His vision has the State making money hand over fist in toll roads, rail right-of-ways, warehouses, and Business Taxes. Many people, including myself, have noted the growing gap between poor and "rich" in Texas: poor defined as $16K a year and "rich" defined as $124K a year.
The upper middle class is vanishing and the middle class is shrinking. His vision of Texas is one where the State is wealthy and the people slide further and further down the economic ladder.
And lets talk about the tunnel vision of the "moral Texan". And I'm an Evangelical Christian so you can put me in that group if you like, but I believe we have free will because the LORD gave it to us. And I don't believe in legislated morality.
We turn a blind eye to the lotteries, dog and horse tracks. But Casinos? NEVER!
They will bring crime and bankrupt families and ruin marriages.
It's really the same argument rolled out when a dry town wants to go wet. Alcohol didn't ruin those towns were it was controlled. Plano and Frisco didn't fall apart because you could get a glass of wine or a cocktail with dinner at a restaurant.
The towns it did harm, like The Colony, was because they went too far. Now they're a collection of bars and liquor stores with late night drinking, crime, and drunk driving accidents....no Corporate Headquarters are moving in there.
Frisco voters just overwhelmingly turned down a proposal to extend the drinking hours from midnight to 2am. And the restaurant and club owners? Most were against 2am drinking too.
In New Jersey, Casino gambling is legal in Atlantic City but that's it. The whole State didn't turn into one big gambling parlor BUT Atlantic City brought billions of dollars into New Jersey as a whole. It made New Jersey a DESTINATION POINT.
Dallas could do the same thing if it acts quickly enough.

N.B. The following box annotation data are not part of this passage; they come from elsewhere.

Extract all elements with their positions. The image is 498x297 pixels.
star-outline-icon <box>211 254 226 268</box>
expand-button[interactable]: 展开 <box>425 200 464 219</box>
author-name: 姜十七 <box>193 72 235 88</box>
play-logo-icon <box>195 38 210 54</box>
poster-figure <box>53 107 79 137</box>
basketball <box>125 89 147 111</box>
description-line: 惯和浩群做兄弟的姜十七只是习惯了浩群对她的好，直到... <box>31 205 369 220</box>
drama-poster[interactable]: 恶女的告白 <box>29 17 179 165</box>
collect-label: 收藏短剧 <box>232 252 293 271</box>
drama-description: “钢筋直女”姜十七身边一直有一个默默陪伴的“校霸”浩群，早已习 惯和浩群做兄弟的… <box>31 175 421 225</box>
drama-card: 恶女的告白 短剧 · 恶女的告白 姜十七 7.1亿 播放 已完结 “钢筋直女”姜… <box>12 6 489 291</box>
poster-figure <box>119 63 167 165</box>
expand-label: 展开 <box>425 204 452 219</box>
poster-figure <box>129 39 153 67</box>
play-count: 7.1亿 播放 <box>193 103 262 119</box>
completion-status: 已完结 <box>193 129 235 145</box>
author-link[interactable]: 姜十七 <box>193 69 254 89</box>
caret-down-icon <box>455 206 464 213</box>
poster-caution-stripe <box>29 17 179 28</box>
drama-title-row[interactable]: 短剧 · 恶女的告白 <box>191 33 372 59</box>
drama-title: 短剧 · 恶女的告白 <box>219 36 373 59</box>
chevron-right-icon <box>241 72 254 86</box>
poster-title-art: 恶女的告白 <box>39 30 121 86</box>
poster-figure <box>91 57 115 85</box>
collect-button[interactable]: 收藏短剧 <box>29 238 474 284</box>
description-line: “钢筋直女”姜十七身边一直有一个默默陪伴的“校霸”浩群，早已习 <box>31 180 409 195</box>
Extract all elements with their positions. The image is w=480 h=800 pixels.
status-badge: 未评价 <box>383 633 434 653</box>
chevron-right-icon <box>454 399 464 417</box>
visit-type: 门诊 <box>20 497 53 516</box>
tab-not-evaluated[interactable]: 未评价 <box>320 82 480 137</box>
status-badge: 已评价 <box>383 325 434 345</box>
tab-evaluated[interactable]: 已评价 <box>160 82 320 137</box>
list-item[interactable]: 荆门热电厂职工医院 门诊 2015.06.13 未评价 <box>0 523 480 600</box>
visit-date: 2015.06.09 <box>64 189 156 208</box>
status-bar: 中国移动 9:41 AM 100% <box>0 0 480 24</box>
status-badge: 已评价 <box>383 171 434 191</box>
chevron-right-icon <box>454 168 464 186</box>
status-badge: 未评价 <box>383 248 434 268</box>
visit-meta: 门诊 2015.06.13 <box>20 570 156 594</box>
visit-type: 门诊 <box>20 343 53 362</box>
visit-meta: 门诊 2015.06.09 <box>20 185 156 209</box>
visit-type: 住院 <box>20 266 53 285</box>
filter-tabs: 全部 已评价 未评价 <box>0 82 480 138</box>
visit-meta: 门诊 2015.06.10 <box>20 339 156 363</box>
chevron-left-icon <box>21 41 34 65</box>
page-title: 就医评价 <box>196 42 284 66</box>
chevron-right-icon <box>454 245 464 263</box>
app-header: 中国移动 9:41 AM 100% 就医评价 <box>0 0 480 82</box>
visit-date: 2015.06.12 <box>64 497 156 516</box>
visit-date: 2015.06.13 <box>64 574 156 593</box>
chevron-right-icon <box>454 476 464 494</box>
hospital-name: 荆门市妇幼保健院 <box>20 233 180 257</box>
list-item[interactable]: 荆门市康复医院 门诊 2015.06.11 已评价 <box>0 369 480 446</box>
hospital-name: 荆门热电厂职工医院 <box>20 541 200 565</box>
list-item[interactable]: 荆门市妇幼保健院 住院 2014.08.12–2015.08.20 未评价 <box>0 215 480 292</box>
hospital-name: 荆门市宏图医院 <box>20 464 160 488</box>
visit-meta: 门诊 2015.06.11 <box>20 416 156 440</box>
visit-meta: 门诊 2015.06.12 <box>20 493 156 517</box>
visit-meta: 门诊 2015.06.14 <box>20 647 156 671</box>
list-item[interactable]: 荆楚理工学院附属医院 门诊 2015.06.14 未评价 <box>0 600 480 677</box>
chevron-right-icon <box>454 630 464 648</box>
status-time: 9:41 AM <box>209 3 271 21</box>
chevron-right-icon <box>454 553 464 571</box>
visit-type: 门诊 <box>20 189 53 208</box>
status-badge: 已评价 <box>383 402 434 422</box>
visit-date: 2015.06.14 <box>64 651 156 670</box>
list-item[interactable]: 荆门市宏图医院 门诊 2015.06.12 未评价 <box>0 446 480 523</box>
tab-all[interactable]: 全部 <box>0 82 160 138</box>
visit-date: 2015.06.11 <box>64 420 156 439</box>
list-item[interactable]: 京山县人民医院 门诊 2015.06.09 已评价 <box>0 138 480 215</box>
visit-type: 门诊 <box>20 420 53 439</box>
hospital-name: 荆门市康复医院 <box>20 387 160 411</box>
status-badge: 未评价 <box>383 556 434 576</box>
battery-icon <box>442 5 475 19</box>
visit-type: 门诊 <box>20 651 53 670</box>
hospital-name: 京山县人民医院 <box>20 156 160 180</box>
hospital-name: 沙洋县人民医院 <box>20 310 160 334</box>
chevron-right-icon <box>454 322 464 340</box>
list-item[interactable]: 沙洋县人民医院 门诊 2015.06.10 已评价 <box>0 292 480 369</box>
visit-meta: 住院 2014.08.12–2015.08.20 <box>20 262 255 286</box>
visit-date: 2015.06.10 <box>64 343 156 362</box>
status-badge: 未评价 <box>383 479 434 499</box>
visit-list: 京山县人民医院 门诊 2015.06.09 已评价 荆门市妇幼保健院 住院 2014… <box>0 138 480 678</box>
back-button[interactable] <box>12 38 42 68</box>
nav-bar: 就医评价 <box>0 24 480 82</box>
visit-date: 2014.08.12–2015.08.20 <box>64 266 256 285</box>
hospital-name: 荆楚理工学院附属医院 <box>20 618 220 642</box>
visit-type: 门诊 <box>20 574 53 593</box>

Texas is a lot bigger than New Jersey so maybe a few major cities like Houston could be included. But Casino Gambling fits right into the vision of the "New Dallas".....if controlled and regulated properly.
No slot machines at the 7-Eleven. But middle and high end Casinos, like those in Atlantic City, properly regulated and controlled.
So what about it, Mayor Leppert? Do you think you can overcome the blatant hypocrisy and remove that moral road-block? Legislating morality never works. People have to take personal responsibility for their own actions. The Government at any level was never meant to restrict personal liberty.
And think how a Dallas with it's two airports, convention centers, hotels, restaurants, and businesses would reap exponential rewards for years to come by adding regulated Casino Gambling......starting with Reunion Arena.
It's all about long-term vision. And reality; not hypocrisy.